Ships have crashed empty against the jagged rocks. Bodies have washed up on the shore, gutted and bloated from the sea’s suffocating kiss. Sailors lay claim to the harsh winds that whip across the waves, and storms that circle above the horizon of the small Coastal town.
But this is nothing ordinary. This is a curse, a monster, unleashed upon Shinganshina for the sins they have committed. Praying has not worked; offerings in bottles sent from the docks have only turned up more bodies and fewer answers.
A poor dockhand, Jean Kirstein, sits on the old johnboat. A dull dagger with a cloth-wrapped handle is the only defense they’ve allowed the Frenchman against the harsh monster. It’s more for his sanity than anything else: sacrifices aren’t meant to survive.
The waves lick the worn wood, slipping through the cracks and wetting his shaking feet. The moon above is his only friend; even the fish have deserted him, and the flame once lit in his hanging lantern has vanished.

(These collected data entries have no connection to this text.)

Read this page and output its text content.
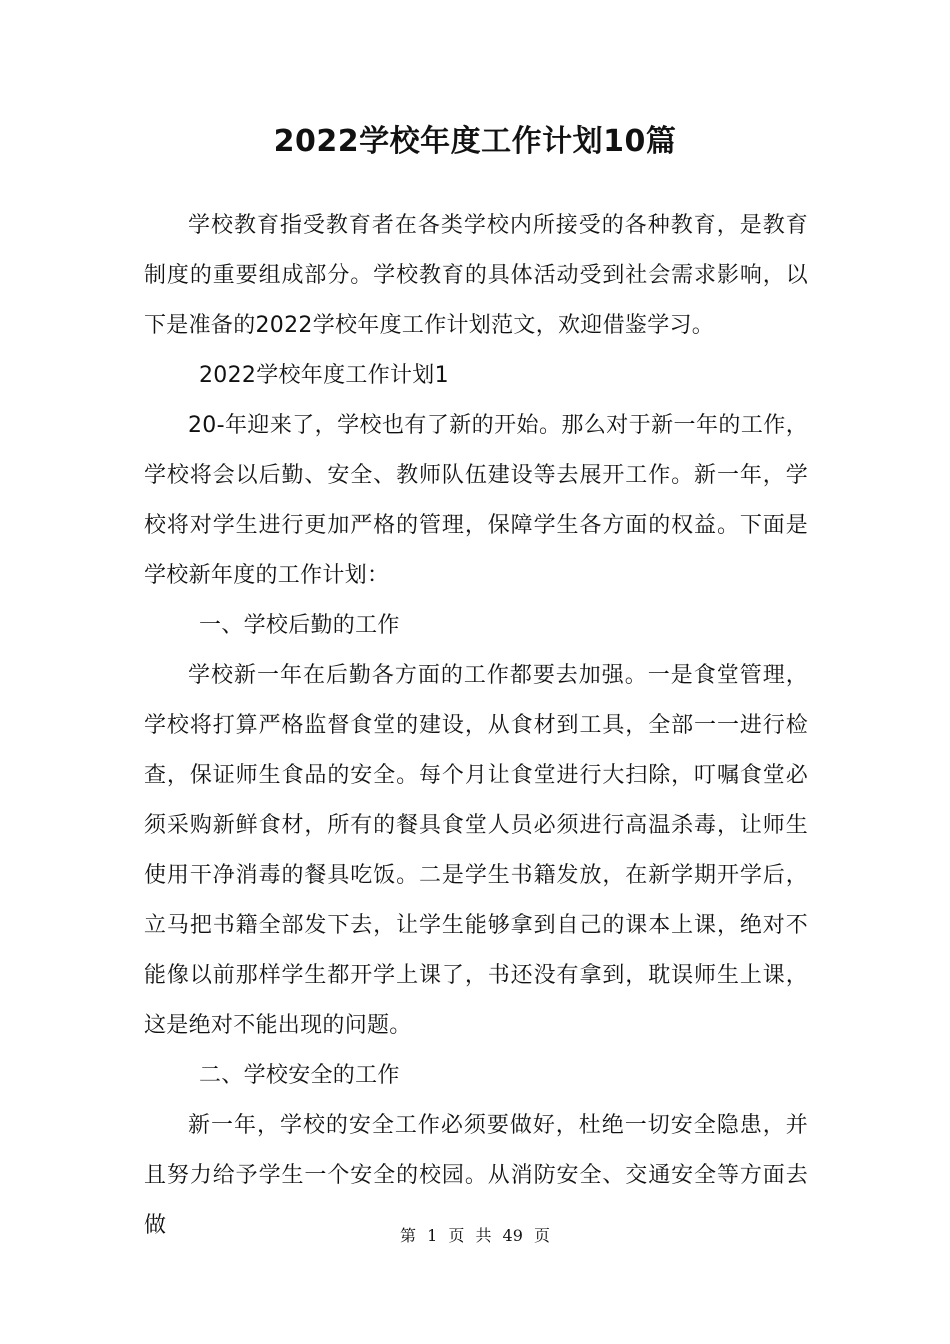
2022学校年度工作计划10篇

学校教育指受教育者在各类学校内所接受的各种教育，是教育制度的重要组成部分。学校教育的具体活动受到社会需求影响，以下是准备的2022学校年度工作计划范文，欢迎借鉴学习。

2022学校年度工作计划1

20-年迎来了，学校也有了新的开始。那么对于新一年的工作，学校将会以后勤、安全、教师队伍建设等去展开工作。新一年，学校将对学生进行更加严格的管理，保障学生各方面的权益。下面是学校新年度的工作计划：

一、学校后勤的工作

学校新一年在后勤各方面的工作都要去加强。一是食堂管理，学校将打算严格监督食堂的建设，从食材到工具，全部一一进行检查，保证师生食品的安全。每个月让食堂进行大扫除，叮嘱食堂必须采购新鲜食材，所有的餐具食堂人员必须进行高温杀毒，让师生使用干净消毒的餐具吃饭。二是学生书籍发放，在新学期开学后，立马把书籍全部发下去，让学生能够拿到自己的课本上课，绝对不能像以前那样学生都开学上课了，书还没有拿到，耽误师生上课，这是绝对不能出现的问题。

二、学校安全的工作

新一年，学校的安全工作必须要做好，杜绝一切安全隐患，并且努力给予学生一个安全的校园。从消防安全、交通安全等方面去做	第 1 页 共 49 页
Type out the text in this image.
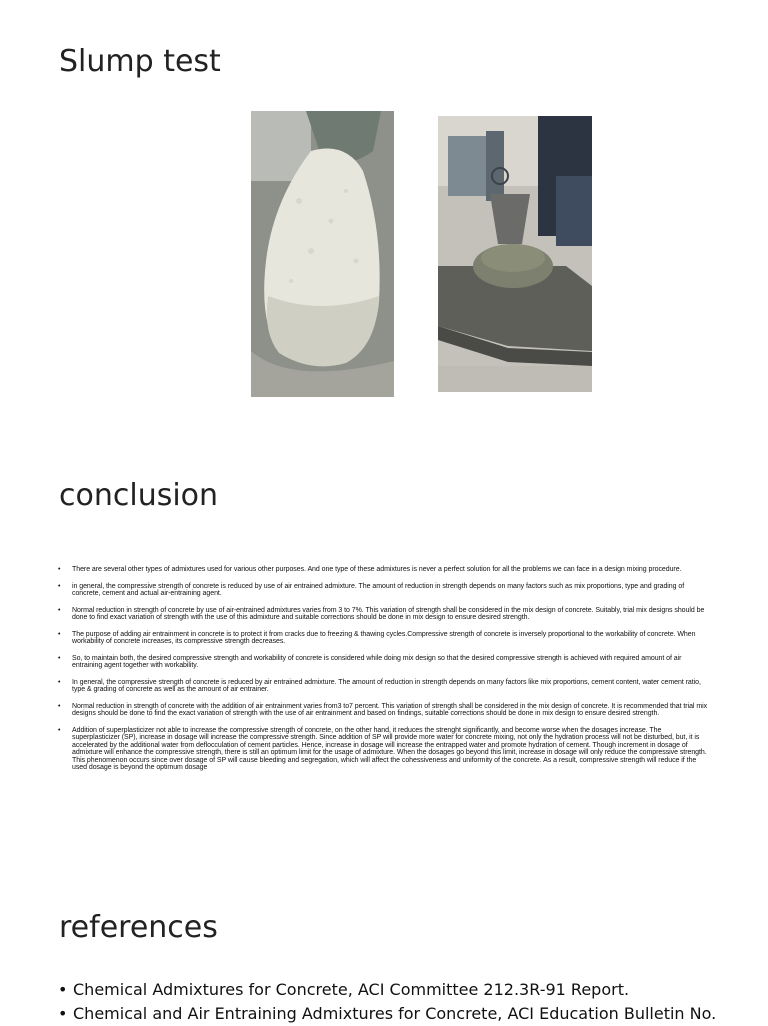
Slump test
conclusion
• There are several other types of admixtures used for various other purposes. And one type of these admixtures is never a perfect solution for all the problems we can face in a design mixing procedure.
• in general, the compressive strength of concrete is reduced by use of air entrained admixture. The amount of reduction in strength depends on many factors such as mix proportions, type and grading of concrete, cement and actual air-entraining agent.
• Normal reduction in strength of concrete by use of air-entrained admixtures varies from 3 to 7%. This variation of strength shall be considered in the mix design of concrete. Suitably, trial mix designs should be done to find exact variation of strength with the use of this admixture and suitable corrections should be done in mix design to ensure desired strength.
• The purpose of adding air entrainment in concrete is to protect it from cracks due to freezing & thawing cycles.Compressive strength of concrete is inversely proportional to the workability of concrete. When workability of concrete increases, its compressive strength decreases.
• So, to maintain both, the desired compressive strength and workability of concrete is considered while doing mix design so that the desired compressive strength is achieved with required amount of air entraining agent together with workability.
• In general, the compressive strength of concrete is reduced by air entrained admixture. The amount of reduction in strength depends on many factors like mix proportions, cement content, water cement ratio, type & grading of concrete as well as the amount of air entrainer.
• Normal reduction in strength of concrete with the addition of air entrainment varies from3 to7 percent. This variation of strength shall be considered in the mix design of concrete. It is recommended that trial mix designs should be done to find the exact variation of strength with the use of air entrainment and based on findings, suitable corrections should be done in mix design to ensure desired strength.
• Addition of superplasticizer not able to increase the compressive strength of concrete, on the other hand, it reduces the strenght significantly, and become worse when the dosages increase. The superplasticizer (SP), increase in dosage will increase the compressive strength. Since addition of SP will provide more water for concrete mixing, not only the hydration process will not be disturbed, but, it is accelerated by the additional water from deflocculation of cement particles. Hence, increase in dosage will increase the entrapped water and promote hydration of cement. Though increment in dosage of admixture will enhance the compressive strength, there is still an optimum limit for the usage of admixture. When the dosages go beyond this limit, increase in dosage will only reduce the compressive strength. This phenomenon occurs since over dosage of SP will cause bleeding and segregation, which will affect the cohessiveness and uniformity of the concrete. As a result, compressive strength will reduce if the used dosage is beyond the optimum dosage
references
• Chemical Admixtures for Concrete, ACI Committee 212.3R-91 Report.
• Chemical and Air Entraining Admixtures for Concrete, ACI Education Bulletin No.
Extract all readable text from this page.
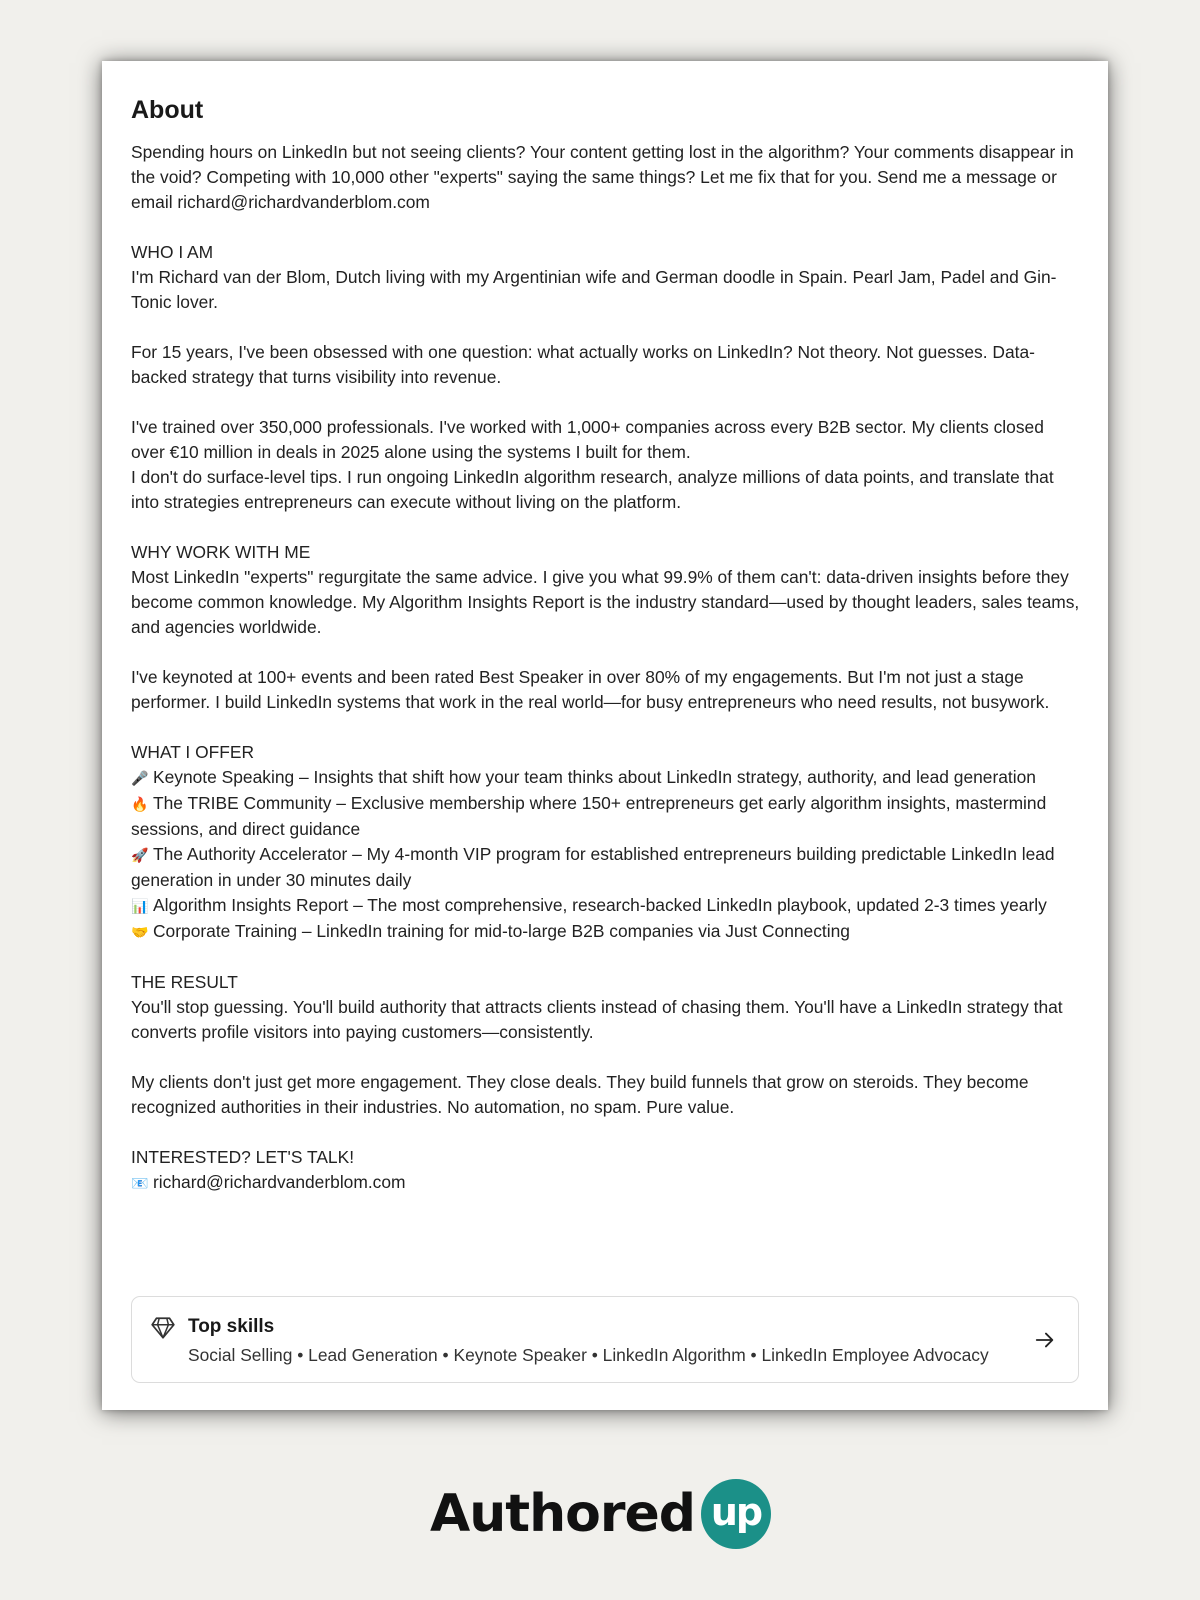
About
Spending hours on LinkedIn but not seeing clients? Your content getting lost in the algorithm? Your comments disappear in the void? Competing with 10,000 other "experts" saying the same things? Let me fix that for you. Send me a message or email richard@richardvanderblom.com
WHO I AM
I'm Richard van der Blom, Dutch living with my Argentinian wife and German doodle in Spain. Pearl Jam, Padel and Gin-Tonic lover.
For 15 years, I've been obsessed with one question: what actually works on LinkedIn? Not theory. Not guesses. Data-backed strategy that turns visibility into revenue.
I've trained over 350,000 professionals. I've worked with 1,000+ companies across every B2B sector. My clients closed over €10 million in deals in 2025 alone using the systems I built for them.
I don't do surface-level tips. I run ongoing LinkedIn algorithm research, analyze millions of data points, and translate that into strategies entrepreneurs can execute without living on the platform.
WHY WORK WITH ME
Most LinkedIn "experts" regurgitate the same advice. I give you what 99.9% of them can't: data-driven insights before they become common knowledge. My Algorithm Insights Report is the industry standard—used by thought leaders, sales teams, and agencies worldwide.
I've keynoted at 100+ events and been rated Best Speaker in over 80% of my engagements. But I'm not just a stage performer. I build LinkedIn systems that work in the real world—for busy entrepreneurs who need results, not busywork.
WHAT I OFFER
🎤 Keynote Speaking – Insights that shift how your team thinks about LinkedIn strategy, authority, and lead generation
🔥 The TRIBE Community – Exclusive membership where 150+ entrepreneurs get early algorithm insights, mastermind sessions, and direct guidance
🚀 The Authority Accelerator – My 4-month VIP program for established entrepreneurs building predictable LinkedIn lead generation in under 30 minutes daily
📊 Algorithm Insights Report – The most comprehensive, research-backed LinkedIn playbook, updated 2-3 times yearly
🤝 Corporate Training – LinkedIn training for mid-to-large B2B companies via Just Connecting
THE RESULT
You'll stop guessing. You'll build authority that attracts clients instead of chasing them. You'll have a LinkedIn strategy that converts profile visitors into paying customers—consistently.
My clients don't just get more engagement. They close deals. They build funnels that grow on steroids. They become recognized authorities in their industries. No automation, no spam. Pure value.
INTERESTED? LET'S TALK!
📧 richard@richardvanderblom.com
Top skills
Social Selling • Lead Generation • Keynote Speaker • LinkedIn Algorithm • LinkedIn Employee Advocacy
Authored up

A hum carries over the whitecaps, and he snaps his head toward the darkened rocks beneath the abandoned lighthouse far from town. This is where the ships have been found; this is where bodies have laid rotten; this is where he dies.
Jean stands, boat tossing with the disturbance, and thrusts his arm into the abyss. The knife shakes in his clenched fist. “What’s out there?” he voices, his bottom lip trembling. “What do you want?”